“If you are not absolutely thrilled and delighted with your purchase, maybe you’re expecting too much from a cheap TV vegetable slicer.”

"If you are not absolutely thrilled and delighted with your purchase, maybe you're expecting too much from a cheap TV vegetable slicer."
Mar/Apr 2010
There’s always someone around the corner ready to make a liar out of you. I’ve recently told you how hard it is to be a cartoonist. Except for Randy Glasbergen, who sold his first cartoons to the The Saturday Evening Post while still in high school.
“Unemployment rates are up again. I’d like to tell you more, but I just got canned.”
With wry humor like this, it’s no surprise that Randy was once a staff writer for Hallmark cards and “currently writes and draws greeting cards and calendars for Recycled Greetings, Nobleworks, American Greetings, and others.”
“Hello, employment agency? There’s been a mistake. I asked for 100 elves!”
You’ll find Randy in The Wall Street Journal, Woman’s World, Harvard Business Review, Reader’s Digest, and almost every issue, I’m delighted to say, of The Saturday Evening Post. I have a least one Glasbergen T-shirt and mouse pad and there are coffee cups, posters, and other merchandise in specific categories like “Glasbergen Cat Cartoons” and “Glasbergen Holiday Cartoons.” These characters are everywhere!
“I can get by on just 2 hours of sleep every day, as long as I nap for 14 hours.”
It seems to me most cartoonists have pets, and you can often tell it in their work, as with this cat. Randy is married with four grown children and five grandchildren, along with “two basset hounds, four cats, two guinea pigs.” Comic fodder, indeed.
“I finally put something aside for my retirement. I put aside my plans to retire.”
When I said the Glasbergen characters are everywhere, I wasn’t kidding. Several anthologies of his cartoons have been published not only in the U.S., but the UK, Germany, The Netherlands, and China.
“What’s the big idea sending your employees outside to smoke?”
One would think a cartoonist this successful would have a state of-the-art studio, but apparently not. Randy works “at home on the third floor of a creaky old Victorian home, formerly a boarding house for local school teachers.”
“The insurance company won’t pay for your skateboard accident. They said that stupidity is a pre-existing condition.”
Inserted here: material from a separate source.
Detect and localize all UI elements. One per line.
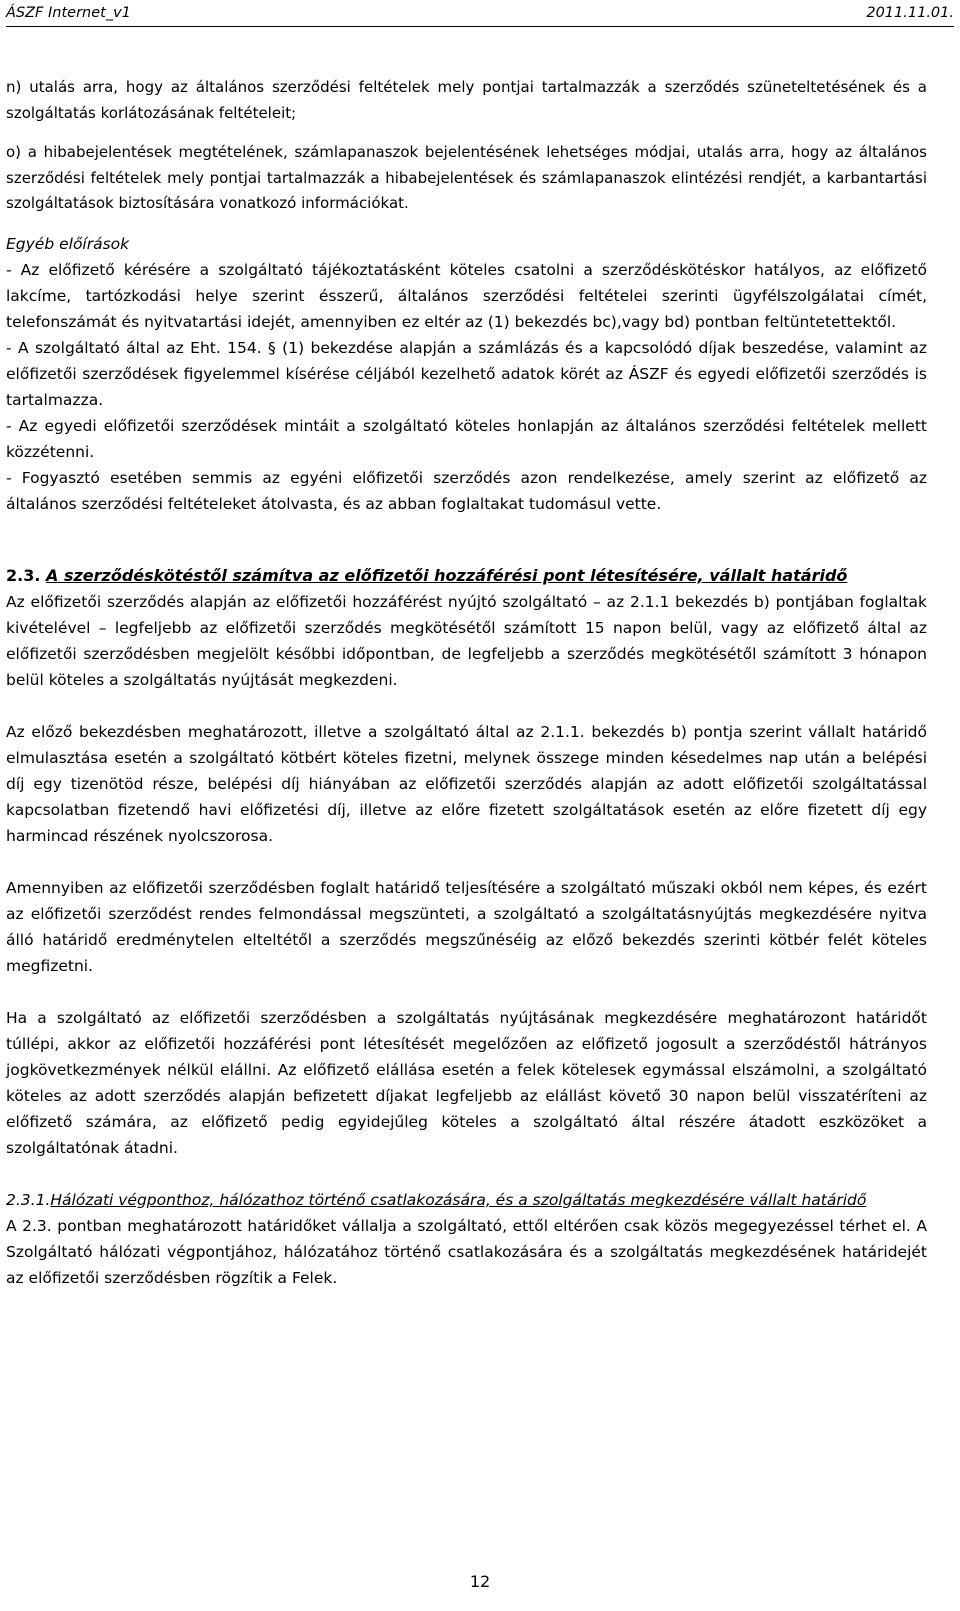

"The insurance company won't pay for your skateboard accident. They said that stupidity is a pre-existing condition."
Jan/Feb 2008
Keep reading the Post for the best cartoonists around.






















13 Comments
Love it! Randy almost always makes us laugh. Thanks for the profile.
Randy Glasbergen is one of the ongoing best reasons to buy The Post.
A delightful introduction, Diana. Your friend, Max, and his well-honed wit are great fun to spend time with.
I have read his cartoons since we met as Freshman in college. He is amazing and a self-made man. I haqve seen his cartoons in several text books.
This is such a great article on a great cartoonist! Each of his cartoons make you laugh over and over again. You always wonder who is behind the humor, and this article really helps answer that question. Thanks!
Your cartoons and comments are hilarious! I have to say I am a really big fan of drawing the old fashioned way. I love cartoons and always will. I drew a picture of woody and buzz lightyear for a friend and she posted it on facebook for me! If I had a scanner and all of the right tools, I would be having a field day!
The reason I take the Saturday evening post is the cartoon’s
I have seen the cartoons andthey say what we all think very well
Randy’s prolific output and its consistent quality are amazing–he ALWAYS delivers. I love the deadpan delivery his characters use!
I love the cartoons, in the Saturday Evening Post, my daily local paper and wherever cartoons are posted. Randy sure puts out lots and lots of good ones for us to enjoy.
Nobody and I mean, nobody, sells more cartoons than Randy. There’s no doubt about it, he’s the king!
Love his cartoons in the Post. Keep up the great work.
It’s great to read about how Randy got his start in cartooning. It would be even greater to read about how he manages to be published in just about every magazine I pick up! Truly an inspiration to me.